Barnea had briefed reporters at 11 a.m. under the condition that his comments not be published until 8 p.m. Barnea and Lapid held a pre-scheduled meeting during that gap in time, which was announced by the prime minister’s office.
Lapid was aware of Barnea’s media briefing, but they had not coordinated the comments, and Barnea’s statements differed from talking points circulated by the prime minister’s office several days ago and from the message Lapid has been attempting to convey, the Channel 12 report said.
Shortly after Barnea’s comments were published, Lapid called the Mossad chief, telling him he had gone off script in his criticism of the US and asking for a clarification. It wasn’t clear if Lapid had directly reprimanded Barnea, reports said.
Barnea said Thursday that the emerging Iran deal was “very bad for Israel” and based on lies, citing Iran’s claim that its nuclear activities are peaceful in nature.
According to Barnea, the deal, due to its sunset clauses, “gives Iran license to amass the required nuclear material for a bomb” in a few years, and will also provide Tehran billions of dollars in currently frozen money, increasing the danger Iran poses throughout the region via its proxies.
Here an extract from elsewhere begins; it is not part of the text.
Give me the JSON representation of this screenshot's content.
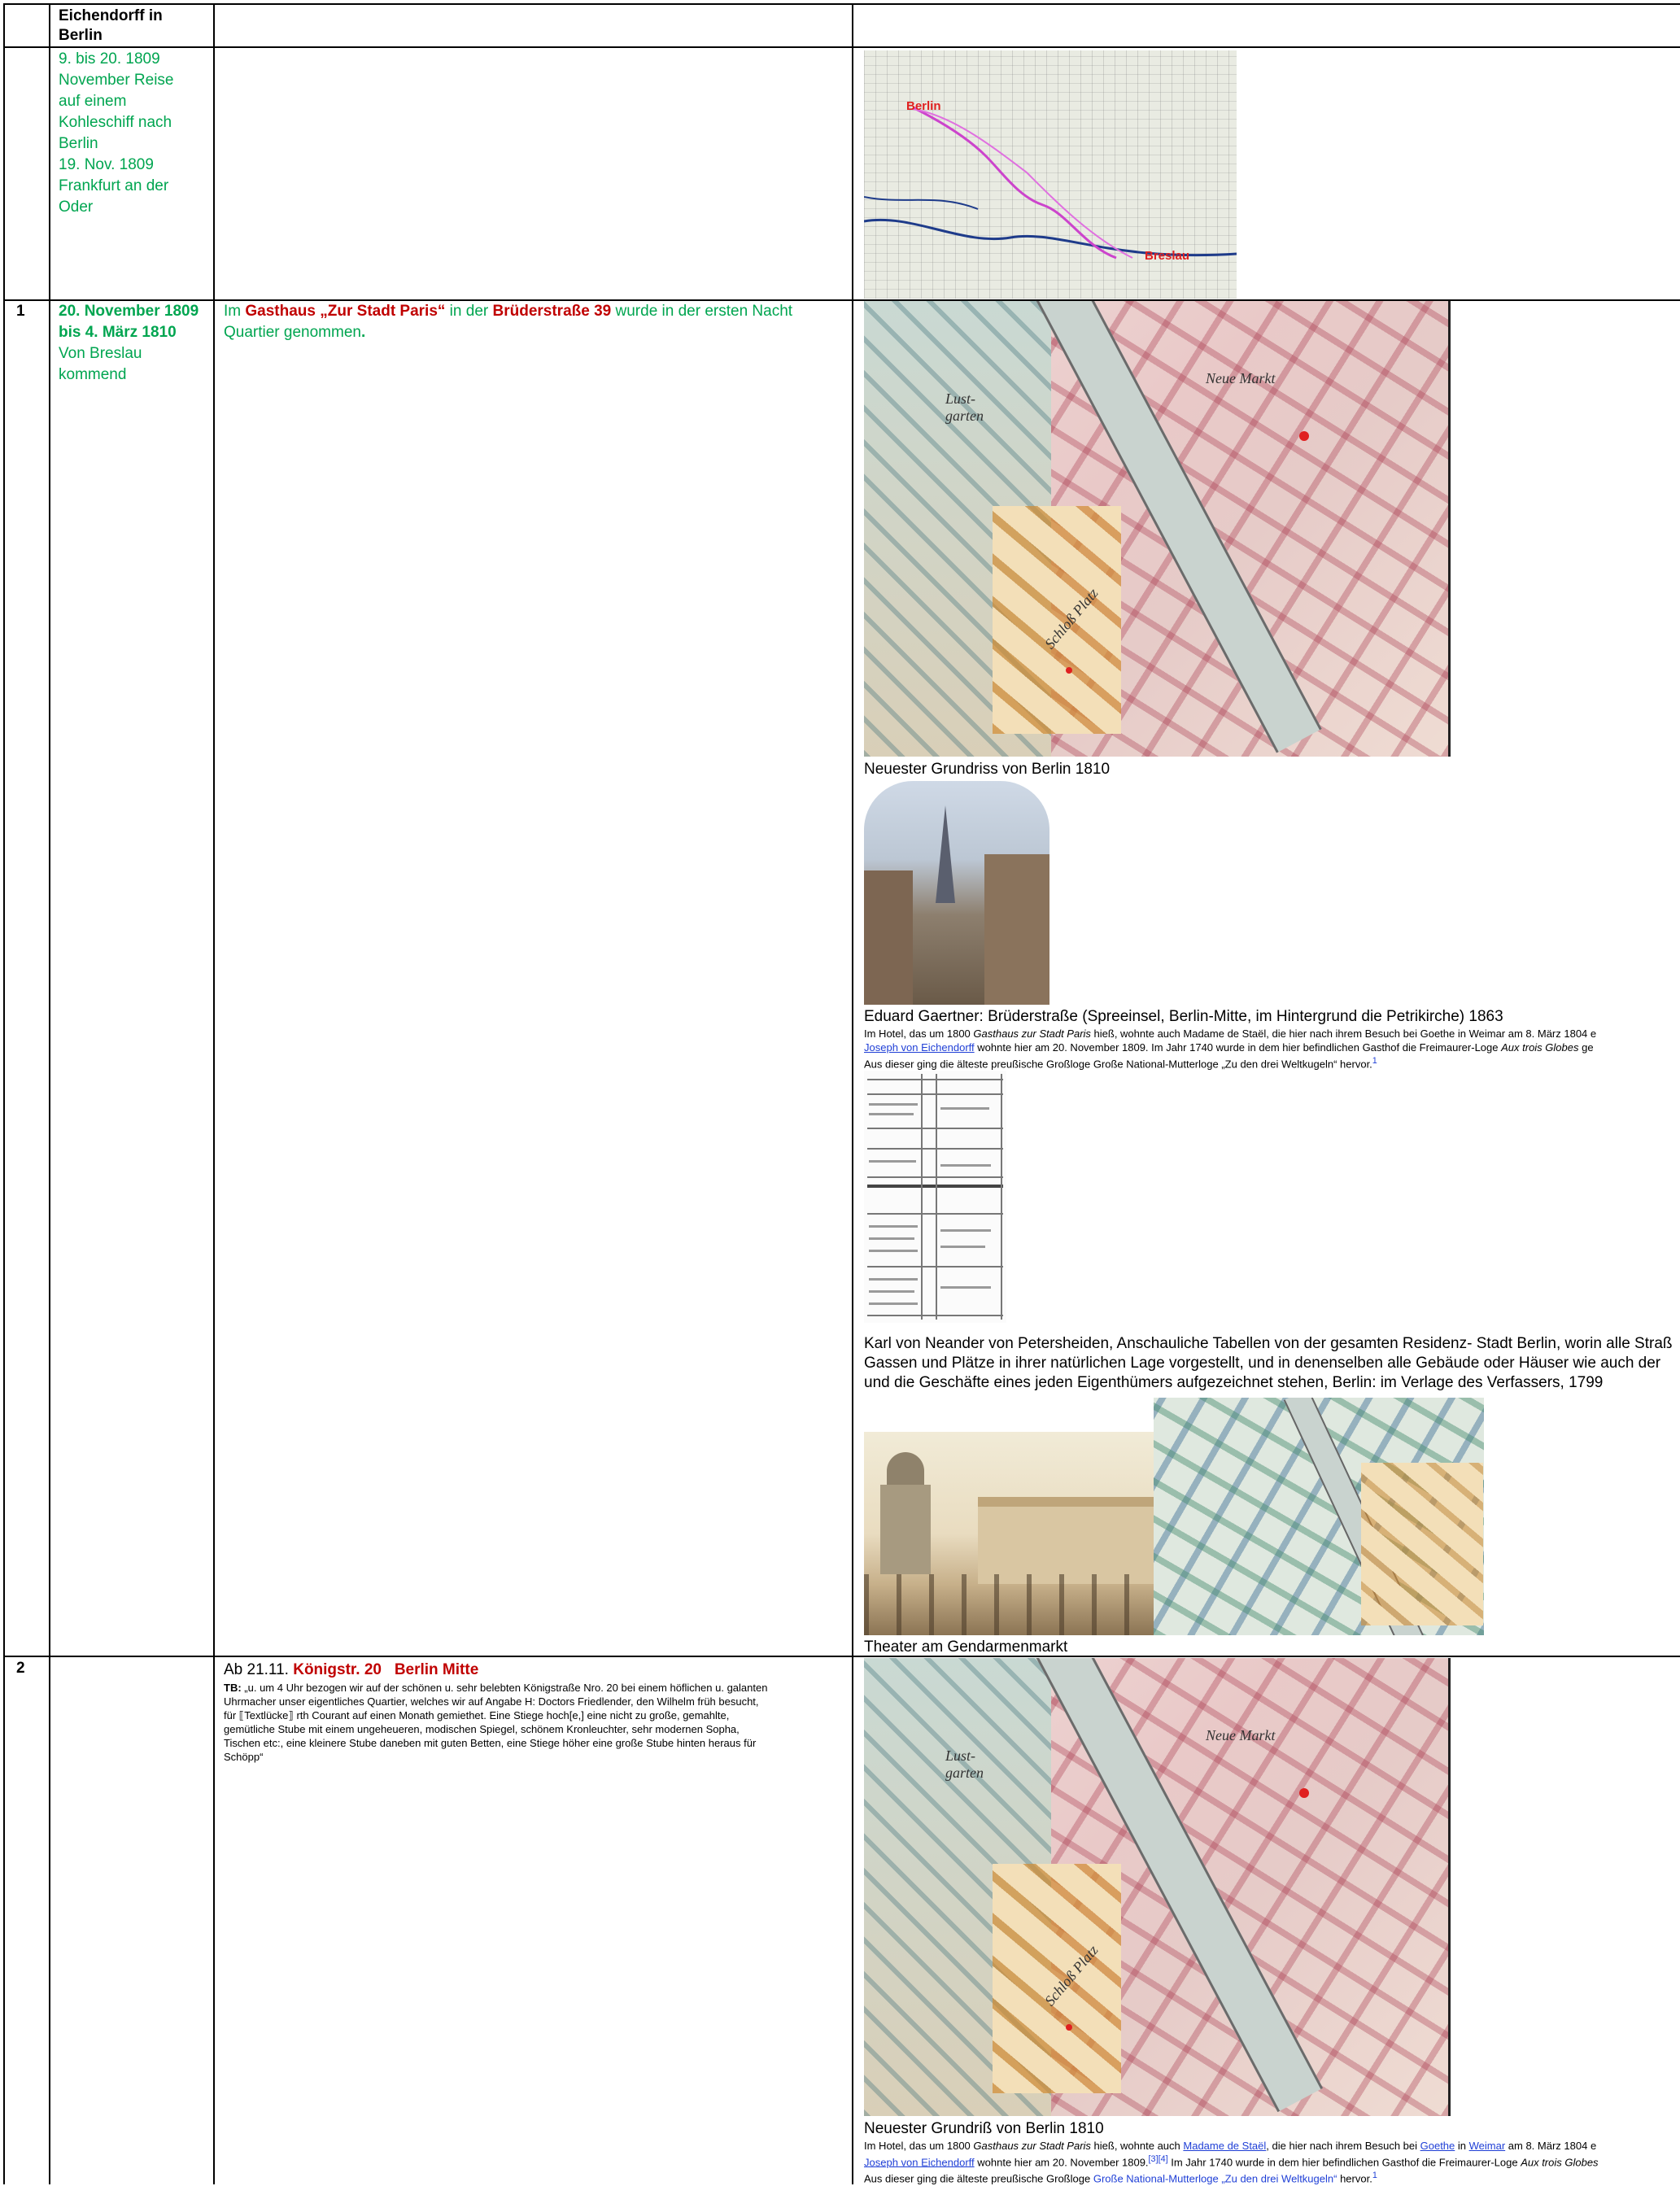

Lapid’s recent statements on the deal have been less grating. He toldreporters on Thursday that Israel’s efforts to influence the outcome of negotiations had borne fruit, but that the accord was still “a bad deal” for Israel.
The prime minister pointed both to the trip to Washington this week by national security adviser Eyal Hulata for “very intensive discussions” on the issue and to Defense Minister Benny Gantz’s visit to the US, which began on Thursday.